Translocation Time through a Nanopore with an Internal Cavity Is Minimal for Polymers of Intermediate Length

The translocation of polymers through nanopores with large internal cavities bounded by two narrow pores is studied via Langevin dynamics simulations. The total translocation time is found to be a nonmonotonic function of polymer length, reaching a minimum at intermediate length, with both shorter and longer polymers taking longer to translocate. The location of the minimum is shown to shift with the magnitude of the applied force, indicating that the pore can be dynamically tuned to favor different polymer lengths. A simple model balancing the effects of entropic trapping within the cavity against the driving force is shown to agree well with simulations. Beyond the nonmonotonicity, detailed analysis of translocation uncovers rich dynamics in which factors such as going to a high force regime and the emergence of a tail for long polymers dramatically change the behavior of the system.

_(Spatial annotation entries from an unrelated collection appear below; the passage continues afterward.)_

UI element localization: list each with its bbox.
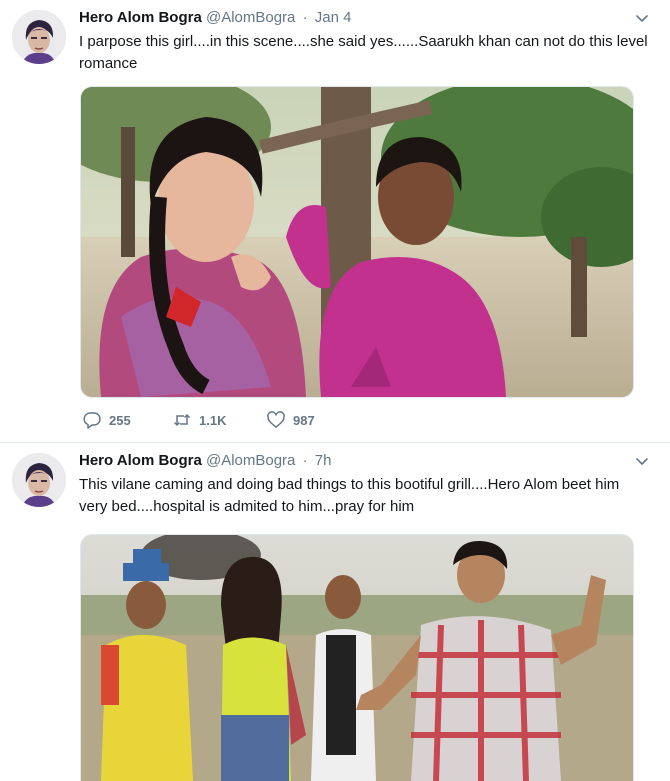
author-name[interactable]: Hero Alom Bogra: [79, 452, 202, 469]
tweet-timestamp[interactable]: Jan 4: [315, 9, 352, 26]
author-handle[interactable]: @AlomBogra: [206, 9, 295, 26]
reply-count: 255: [109, 412, 131, 428]
avatar-icon: [12, 10, 66, 64]
like-button[interactable]: 987: [266, 408, 315, 432]
separator-dot: ·: [302, 452, 308, 469]
tweet-header: Hero Alom Bogra @AlomBogra · Jan 4: [79, 8, 351, 28]
avatar[interactable]: [12, 10, 66, 64]
avatar-icon: [12, 453, 66, 507]
chevron-down-icon[interactable]: [634, 453, 650, 469]
author-handle[interactable]: @AlomBogra: [206, 452, 295, 469]
tweet-photo[interactable]: [80, 86, 634, 398]
tweet-header: Hero Alom Bogra @AlomBogra · 7h: [79, 451, 331, 471]
chevron-down-icon[interactable]: [634, 10, 650, 26]
reply-button[interactable]: 255: [82, 408, 131, 432]
group-photo-icon: [81, 535, 633, 781]
tweet-text: This vilane caming and doing bad things …: [79, 476, 620, 515]
heart-icon: [267, 411, 285, 428]
couple-photo-icon: [81, 87, 633, 397]
author-name[interactable]: Hero Alom Bogra: [79, 9, 202, 26]
tweet-timestamp[interactable]: 7h: [315, 452, 332, 469]
tweet-text: I parpose this girl....in this scene....…: [79, 33, 648, 72]
separator-dot: ·: [302, 9, 308, 26]
tweet-photo[interactable]: [80, 534, 634, 781]
tweet[interactable]: Hero Alom Bogra @AlomBogra · 7h This vil…: [0, 443, 670, 781]
like-count: 987: [293, 412, 315, 428]
tweet[interactable]: Hero Alom Bogra @AlomBogra · Jan 4 I par…: [0, 0, 670, 443]
retweet-button[interactable]: 1.1K: [172, 408, 226, 432]
avatar[interactable]: [12, 453, 66, 507]
retweet-count: 1.1K: [199, 412, 227, 428]
reply-icon: [83, 412, 101, 429]
retweet-icon: [173, 413, 191, 427]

These results suggest that nanopores with internal cavities can be used for applications such as selective extraction of polymers by length and filtering of polymer solutions, extending the uses of nanopores within emerging nanofluidic technologies.

Figure 1

Schematic of the nanopore with a large internal cavity and smaller pores on both the cis and trans side. The polymer is depicted as being stuck within the cavity.

Figure 2

Time evolution of $N_{\text{cis}}$, $N_{\text{cavi}}$, and $N_{\text{trans}}$, shown in blue, red, and green respectively, for an example successful translocation event. The vertical lines show transitions between the states described in the text. The schematics illustrate the polymer behavior described in the text.

Figure 3

Numerical measurements of five metrics defined in the text. Panel (a) shows $t_{\text{trans}}$, (b) $t_{\text{stuck}}$, (c) $t_{\text{exit}}$, (e) $N_{\text{stuck}}$, (f) $N_{\text{exit}}$, and all of these are plotted against chain length, $N$. Panel (d) contains schematics illustrating the exit phase for medium-length chains (d1,d2) and long chains (d3–d5).

Figure 4

Comparison between numerical measurements of the chain length $N$ that minimizes $t_{\text{stuck}}$, shown as markers, and the values predicted by the free-energy model, shown as dotted lines. The solid blue line indicates chains with $R_G=r_{\text{eff},\text{cavi}}$. The black line indicates the highest monomer density for which the model should hold [43].